That’s exactly the problem. Sony has nearly no high quality lenses that are actually small.
Apart from the entire Batis range.
In that regard I think Nikon is the first company actually doing the right thing with their small but amazing lenses.
I don’t mind it the other way around, but most companies produce great 2.8 zooms, but there f4 versions suck.
If I ever would buy such a camera it would have to be light and small with a good range.
By prioritising small size over other factors, you're already accepting compromises in performance which wouldn't have to be made if the size/weight restriction weren't there. A slower, smaller lens that matches the optical performance and build quality of a faster lens with no such size restriction isn't likely to be much cheaper than the faster lens.
Besides, making the initial lens lineup small and light rather than fast and with no compromises locks out large swathes of high-end users, at the very time in the product cycle you want to be locking in these users making long-term investments in a new system. With f/4 zooms in the 24-200mm range and slowish primes (by prime standards), they'd preclude most photojournalists, event photographers, wedding photographers, portrait photographers and many other groups from choosing them almost completely. Anyone who wants/needs strong subject isolation is never going to choose a slow lens, no matter how sharp or light.
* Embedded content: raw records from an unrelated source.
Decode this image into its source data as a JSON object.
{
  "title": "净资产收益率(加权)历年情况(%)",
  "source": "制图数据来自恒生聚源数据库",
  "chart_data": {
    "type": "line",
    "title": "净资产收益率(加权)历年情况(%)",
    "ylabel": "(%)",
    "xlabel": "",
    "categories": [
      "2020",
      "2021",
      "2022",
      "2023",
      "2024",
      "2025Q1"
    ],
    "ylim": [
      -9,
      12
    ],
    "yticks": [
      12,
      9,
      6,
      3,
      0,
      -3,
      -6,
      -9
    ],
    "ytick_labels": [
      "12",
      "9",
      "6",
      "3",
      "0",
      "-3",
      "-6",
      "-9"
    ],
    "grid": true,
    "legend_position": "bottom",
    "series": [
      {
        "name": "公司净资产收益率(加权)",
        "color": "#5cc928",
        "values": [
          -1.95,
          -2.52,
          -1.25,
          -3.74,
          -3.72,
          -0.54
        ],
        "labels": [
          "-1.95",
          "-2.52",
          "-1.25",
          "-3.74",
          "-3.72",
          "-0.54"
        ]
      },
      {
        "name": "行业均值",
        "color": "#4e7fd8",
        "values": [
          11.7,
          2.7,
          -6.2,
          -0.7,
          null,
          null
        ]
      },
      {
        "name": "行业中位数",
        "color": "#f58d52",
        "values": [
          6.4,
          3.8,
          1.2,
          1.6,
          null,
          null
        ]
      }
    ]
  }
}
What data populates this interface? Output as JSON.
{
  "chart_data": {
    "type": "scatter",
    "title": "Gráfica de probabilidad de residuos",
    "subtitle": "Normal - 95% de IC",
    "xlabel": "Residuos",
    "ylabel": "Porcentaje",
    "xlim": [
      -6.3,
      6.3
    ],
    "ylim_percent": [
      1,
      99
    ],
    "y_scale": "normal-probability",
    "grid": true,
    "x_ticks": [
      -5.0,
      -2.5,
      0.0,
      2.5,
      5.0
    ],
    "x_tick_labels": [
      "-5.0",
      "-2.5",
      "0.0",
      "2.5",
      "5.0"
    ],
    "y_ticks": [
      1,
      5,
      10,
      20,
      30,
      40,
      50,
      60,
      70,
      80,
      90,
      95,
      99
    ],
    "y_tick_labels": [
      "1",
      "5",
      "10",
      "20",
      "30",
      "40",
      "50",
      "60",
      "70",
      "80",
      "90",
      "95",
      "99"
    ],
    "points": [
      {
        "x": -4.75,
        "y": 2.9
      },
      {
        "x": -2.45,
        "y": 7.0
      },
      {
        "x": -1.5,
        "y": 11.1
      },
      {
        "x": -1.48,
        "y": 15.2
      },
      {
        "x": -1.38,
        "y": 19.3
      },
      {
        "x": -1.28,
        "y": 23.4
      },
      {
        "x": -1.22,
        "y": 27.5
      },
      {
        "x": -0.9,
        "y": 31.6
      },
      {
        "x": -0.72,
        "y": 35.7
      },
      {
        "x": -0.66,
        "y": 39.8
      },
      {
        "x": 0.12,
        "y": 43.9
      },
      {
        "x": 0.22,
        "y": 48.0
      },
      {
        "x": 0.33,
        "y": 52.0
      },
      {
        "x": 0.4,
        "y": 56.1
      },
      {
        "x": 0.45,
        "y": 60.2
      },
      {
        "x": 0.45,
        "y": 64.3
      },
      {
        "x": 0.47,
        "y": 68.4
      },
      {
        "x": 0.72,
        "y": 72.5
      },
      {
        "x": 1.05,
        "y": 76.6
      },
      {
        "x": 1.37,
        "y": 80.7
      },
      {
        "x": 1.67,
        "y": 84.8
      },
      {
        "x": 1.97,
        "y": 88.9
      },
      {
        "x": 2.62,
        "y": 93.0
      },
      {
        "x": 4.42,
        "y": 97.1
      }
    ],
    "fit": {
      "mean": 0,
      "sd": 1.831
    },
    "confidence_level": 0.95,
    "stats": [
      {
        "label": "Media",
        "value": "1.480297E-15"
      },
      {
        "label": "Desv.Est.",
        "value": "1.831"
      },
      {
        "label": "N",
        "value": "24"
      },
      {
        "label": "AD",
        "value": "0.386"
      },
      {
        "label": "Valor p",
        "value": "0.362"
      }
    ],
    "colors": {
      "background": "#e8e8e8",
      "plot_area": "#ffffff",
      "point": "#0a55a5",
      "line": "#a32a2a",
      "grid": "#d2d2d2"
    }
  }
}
These photographers would likely go and buy another mirrorless system that offered them the fast lenses and never look back, even if Panasonic/Nikon/whoever later caught up and offered similar lenses. Nikon discovered this, to its detriment, when it was slow out of the gate with CMOS and high ISO, and slow again with full frame - they later caught up and surpassed Canon performance-wise, but never regained the market share with DSLR that they had in the film days. Essentially, they'd be left with cashed-up amateur landscape photographers and soccer mums/dads, which, while a lucrative market in its own right, is never going to have the star power of higher-end users that is so valuable for advertising and brand promotion. Witness Canon's big white lenses at sporting events and in press galleries for an example.
Sure, it's great to have a strong suite of smaller/lighter, but still super-sharp, lenses for this market, but it can't come at the expense of the larger, pro-grade (utility-wise) lenses which are the poster-boys, if not necessarily the cash cows, of your brand. Many photographers would probably end up using a combination of the two - sharp and lightweight 14-24/4, 24-70/4 and 100-400/4.5-5.6 lenses ('lightweight' being a relative term in the last case) would make for a great portable kit if combined with a fast 35/50/85/1.2, 105/1.4 or 135/1.8 prime to cover the portrait focal lengths where you really want the subject isolation only a fast lens can bring. You'd then have lightweight, slower but still super-sharp lenses from 14-400mm (560mm with a 1.4x TC) for subjects where you want everything in focus, as well as a fast lens for those focal lengths where you tend to really need background blur, but would have a hard time getting it with a slower lens. But it's not the slow, lightweight lenses which build the brand - it's the large, fast lenses seen in the hands of pros shooting news, sports and events.